A utilização das glosas interlineares, ou seja, aquelas intimamente introduzidas entre as linhas do texto base a ser explicado é mais interessante e ao que parece é uma invenção do ocidente latino medieval. Guy Lobrichon nota com interesse que “a composição em três colunas ao menos, com aparato duplo de glosas, parece ser um fenômeno típico do cristianismo latino. O zelo sagrado dos copistas judeus da Torah não parece ter-se relaxado ao ponto de introduzir glosas de mão humana no espaço reservado à Bíblia. O Talmude pode envolver o texto bíblico, mas ele não penetra na coluna central. No Oriente grego, desde Evagrio o Pôntico (século IV), coloca-se em circulação manuscritos bíblicos em que variantes hexaplares[6] e comentários justapunham-se ao lado da coluna reservada ao texto da Bíblia; e mais tarde, os copistas de manuscritos em série dispuseram nas margens excertos de comentários. Mas nunca os Bizantinos inseriram glosas interlineares, e nunca eles retomaram a composição de tipo ocidental. Não se pescou, pois, a idéia desse modelo estranho nos vizinhos ou nos concorrentes”[7].

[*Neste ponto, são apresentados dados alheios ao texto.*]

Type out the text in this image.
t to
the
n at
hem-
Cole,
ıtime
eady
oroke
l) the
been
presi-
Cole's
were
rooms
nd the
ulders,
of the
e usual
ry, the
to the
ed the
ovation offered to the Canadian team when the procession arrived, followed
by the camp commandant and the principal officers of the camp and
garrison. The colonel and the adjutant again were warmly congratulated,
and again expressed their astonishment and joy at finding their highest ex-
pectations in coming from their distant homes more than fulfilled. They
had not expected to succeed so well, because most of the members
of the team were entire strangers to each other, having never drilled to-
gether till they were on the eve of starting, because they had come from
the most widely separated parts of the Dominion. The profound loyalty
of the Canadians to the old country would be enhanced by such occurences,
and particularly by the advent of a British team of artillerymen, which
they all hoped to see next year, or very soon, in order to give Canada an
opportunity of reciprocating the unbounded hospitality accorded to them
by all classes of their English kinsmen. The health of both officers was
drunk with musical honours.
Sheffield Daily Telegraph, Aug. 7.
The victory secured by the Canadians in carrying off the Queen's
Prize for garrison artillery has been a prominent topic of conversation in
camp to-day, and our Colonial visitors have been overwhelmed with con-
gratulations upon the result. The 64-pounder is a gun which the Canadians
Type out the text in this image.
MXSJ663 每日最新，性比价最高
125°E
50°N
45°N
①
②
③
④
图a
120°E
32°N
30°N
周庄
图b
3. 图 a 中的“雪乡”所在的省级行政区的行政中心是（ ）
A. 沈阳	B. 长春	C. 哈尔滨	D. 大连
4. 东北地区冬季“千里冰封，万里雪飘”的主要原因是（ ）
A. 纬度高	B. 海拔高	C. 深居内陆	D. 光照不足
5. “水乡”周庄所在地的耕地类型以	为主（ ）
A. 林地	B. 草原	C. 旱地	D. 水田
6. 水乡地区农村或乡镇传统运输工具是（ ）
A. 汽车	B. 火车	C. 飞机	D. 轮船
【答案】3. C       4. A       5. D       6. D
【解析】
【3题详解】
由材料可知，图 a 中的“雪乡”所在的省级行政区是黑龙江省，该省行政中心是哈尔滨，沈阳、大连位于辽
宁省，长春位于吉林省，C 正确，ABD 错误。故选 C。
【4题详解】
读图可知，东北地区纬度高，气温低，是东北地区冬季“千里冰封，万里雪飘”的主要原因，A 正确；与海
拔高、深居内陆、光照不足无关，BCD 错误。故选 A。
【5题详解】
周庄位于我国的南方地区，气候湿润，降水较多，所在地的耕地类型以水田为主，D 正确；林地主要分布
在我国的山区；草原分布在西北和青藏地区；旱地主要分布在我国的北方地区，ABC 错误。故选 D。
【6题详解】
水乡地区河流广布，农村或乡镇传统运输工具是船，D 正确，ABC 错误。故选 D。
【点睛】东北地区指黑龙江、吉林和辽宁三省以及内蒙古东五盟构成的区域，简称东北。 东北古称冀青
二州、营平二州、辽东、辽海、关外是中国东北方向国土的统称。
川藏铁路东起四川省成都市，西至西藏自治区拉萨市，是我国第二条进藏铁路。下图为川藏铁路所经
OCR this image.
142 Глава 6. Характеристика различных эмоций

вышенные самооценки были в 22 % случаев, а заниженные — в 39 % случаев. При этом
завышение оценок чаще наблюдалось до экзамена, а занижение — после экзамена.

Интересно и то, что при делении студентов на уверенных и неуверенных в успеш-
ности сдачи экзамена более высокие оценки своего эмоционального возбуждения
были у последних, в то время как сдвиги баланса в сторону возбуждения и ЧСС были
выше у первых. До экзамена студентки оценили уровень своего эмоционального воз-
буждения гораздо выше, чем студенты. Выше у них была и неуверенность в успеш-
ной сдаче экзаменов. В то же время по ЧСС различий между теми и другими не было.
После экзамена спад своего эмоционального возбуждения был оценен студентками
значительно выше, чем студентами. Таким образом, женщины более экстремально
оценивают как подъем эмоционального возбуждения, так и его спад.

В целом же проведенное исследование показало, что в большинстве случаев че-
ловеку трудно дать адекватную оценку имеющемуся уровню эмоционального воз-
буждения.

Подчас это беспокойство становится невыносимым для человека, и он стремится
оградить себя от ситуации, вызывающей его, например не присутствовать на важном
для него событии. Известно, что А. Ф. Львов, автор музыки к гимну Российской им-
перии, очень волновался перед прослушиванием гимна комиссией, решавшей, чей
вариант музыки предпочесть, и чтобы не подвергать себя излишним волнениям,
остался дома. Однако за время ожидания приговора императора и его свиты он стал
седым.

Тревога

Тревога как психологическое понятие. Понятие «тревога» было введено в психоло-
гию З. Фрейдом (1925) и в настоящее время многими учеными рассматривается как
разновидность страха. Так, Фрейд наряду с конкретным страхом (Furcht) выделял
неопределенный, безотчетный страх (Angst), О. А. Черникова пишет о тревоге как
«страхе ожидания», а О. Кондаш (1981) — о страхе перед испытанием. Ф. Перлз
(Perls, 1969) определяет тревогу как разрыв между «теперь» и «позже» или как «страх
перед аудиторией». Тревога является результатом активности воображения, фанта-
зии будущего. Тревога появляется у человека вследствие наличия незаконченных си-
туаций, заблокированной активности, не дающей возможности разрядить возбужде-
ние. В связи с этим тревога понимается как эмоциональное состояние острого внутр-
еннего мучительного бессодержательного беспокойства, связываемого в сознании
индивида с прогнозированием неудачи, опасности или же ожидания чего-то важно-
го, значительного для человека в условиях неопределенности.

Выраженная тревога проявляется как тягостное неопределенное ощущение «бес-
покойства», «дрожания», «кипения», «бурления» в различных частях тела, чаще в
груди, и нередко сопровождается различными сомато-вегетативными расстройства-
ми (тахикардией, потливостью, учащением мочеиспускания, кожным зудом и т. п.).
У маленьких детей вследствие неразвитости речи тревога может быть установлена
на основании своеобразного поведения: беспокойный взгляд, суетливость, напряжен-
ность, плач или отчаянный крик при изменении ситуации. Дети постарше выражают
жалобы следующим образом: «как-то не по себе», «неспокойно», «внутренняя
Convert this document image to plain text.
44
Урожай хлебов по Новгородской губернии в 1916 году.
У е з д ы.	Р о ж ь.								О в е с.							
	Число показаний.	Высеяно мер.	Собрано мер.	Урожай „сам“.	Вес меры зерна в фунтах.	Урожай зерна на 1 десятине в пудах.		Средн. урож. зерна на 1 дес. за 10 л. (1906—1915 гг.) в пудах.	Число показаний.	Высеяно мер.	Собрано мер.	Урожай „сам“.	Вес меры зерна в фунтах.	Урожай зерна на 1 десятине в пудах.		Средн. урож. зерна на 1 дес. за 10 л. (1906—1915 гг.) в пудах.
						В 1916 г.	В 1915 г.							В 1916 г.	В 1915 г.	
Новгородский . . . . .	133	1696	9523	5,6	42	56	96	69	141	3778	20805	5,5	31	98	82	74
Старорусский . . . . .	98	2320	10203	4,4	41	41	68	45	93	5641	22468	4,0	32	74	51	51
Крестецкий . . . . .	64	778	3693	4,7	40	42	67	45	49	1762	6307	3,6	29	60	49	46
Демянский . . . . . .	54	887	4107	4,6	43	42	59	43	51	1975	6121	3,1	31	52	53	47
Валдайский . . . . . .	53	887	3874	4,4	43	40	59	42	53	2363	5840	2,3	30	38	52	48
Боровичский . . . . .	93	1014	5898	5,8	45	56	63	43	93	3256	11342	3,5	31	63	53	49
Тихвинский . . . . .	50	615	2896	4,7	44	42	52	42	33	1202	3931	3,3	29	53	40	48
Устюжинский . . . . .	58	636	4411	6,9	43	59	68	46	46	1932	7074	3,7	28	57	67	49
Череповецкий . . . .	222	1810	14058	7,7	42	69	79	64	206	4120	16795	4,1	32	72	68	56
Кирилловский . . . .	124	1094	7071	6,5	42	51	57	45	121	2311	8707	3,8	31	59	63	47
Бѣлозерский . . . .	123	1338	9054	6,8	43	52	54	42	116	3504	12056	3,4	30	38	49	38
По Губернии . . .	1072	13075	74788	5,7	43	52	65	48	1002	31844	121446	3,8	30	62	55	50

A invenção das glosas interlineares, imiscuindo-se dessa maneira entre as palavras sagradas do texto das Escrituras é um acontecimento cujas implicações profundas, hermenêuticas e espirituais, ainda esperam por estudos de maior fôlego. Até o momento os historiadores que se debruçaram sobre a Glosa ou sobre a história da exegese medieval e de seus desdobramentos físicos, visuais, apenas tangenciaram o problema, reconhecendo-o como evidente, mas evitando os riscos das hipóteses apressadas. Seria desejável que a organização espacial do texto da Glosa sobre o pergaminho pudesse ser tratada como um tema viável pelos historiadores da iconografia medieval, no sentido dos estudos já existentes sobre a exegese visual[8], ou mais atualmente, seguindo as propostas de Jérôme Baschet sobre uma “iconografia relacional da imagem-objeto”[9]. No entanto, tendo em vista a possível excepcionalidade cristã ocidental, estaríamos de certo diante de uma nova postura com relação ao sagrado do texto, ou ao sagrado no texto, um aspecto mais amplo de convivência entre exegeta, copista e leitor com “o” texto sagrado por excelência que é a Bíblia o qual se apresenta, se mostra verdadeiramente e antes de qualquer outra forma de acesso ao seu conteúdo como uma experiência de composição imagética, ou de arquitetura textual disponibilizada ao olhar antes que ao ouvido, ou aos lábios. A existência das glosas marginais e interlineares já provoca dessa maneira um primeiro impacto visual e mental que ajuda a explicar parcialmente a lentidão de sua elaboração, de sua completa sistematização se comparadas ao aparato de comentários produzidos mais ou menos na mesma época pelos juristas sobre a Digesta e os demais textos jurídicos romanos[10].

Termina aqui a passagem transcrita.